Although it's less than three weeks before the November 4 election, military personnel stationed away from their homes can still vote absentee and should contact their state and local boards of election to learn more about opportunities for early voting. For information about voting absentee, click here. Voting requirements vary from state to state, so it is crucial for you to have your questions answered as soon as possible. Some states even allow you to apply and vote by e-mail or fax.
Federal law guarantees that members of the armed forces who have requested an absentee ballot by their state's deadline and don't receive one close to Election Day can still vote through the back-up Federal Write-In Absentee Ballot (FWAB). However, if you don't receive the ballot you requested by before Election Day, you should contact your local election official or the Federal Voting Assistance Program for assistance.
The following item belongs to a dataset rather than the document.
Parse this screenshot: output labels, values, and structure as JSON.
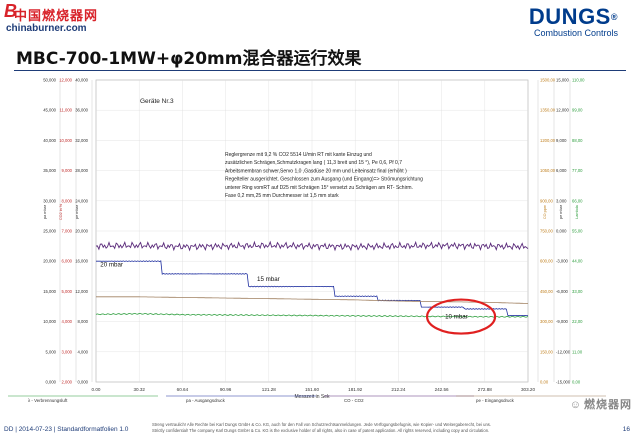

Throughout our nation's history, our brave men and women in uniform have fought and died to protect the right to vote. Originally a privilege only available to some, the right to vote has evolved into a great civic equalizer, allowing everyone - regardless of race, age, religion, gender, socioeconomic background or sexual orientation - to have a stake in determining who will represent the citizenry. Won through the sacrifices of service members and social pioneers alike, voting is an opportunity for Americans of diverse backgrounds to come together as one voice and make a difference in the direction our nation takes.
On November 4, we have the opportunity to exercise the freedom won for us through the service of men and women in the armed services, gay and straight alike. Americans of all backgrounds can honor the sacrifices of our brave patriots in uniform by being part of the election process and making history, one vote at a time.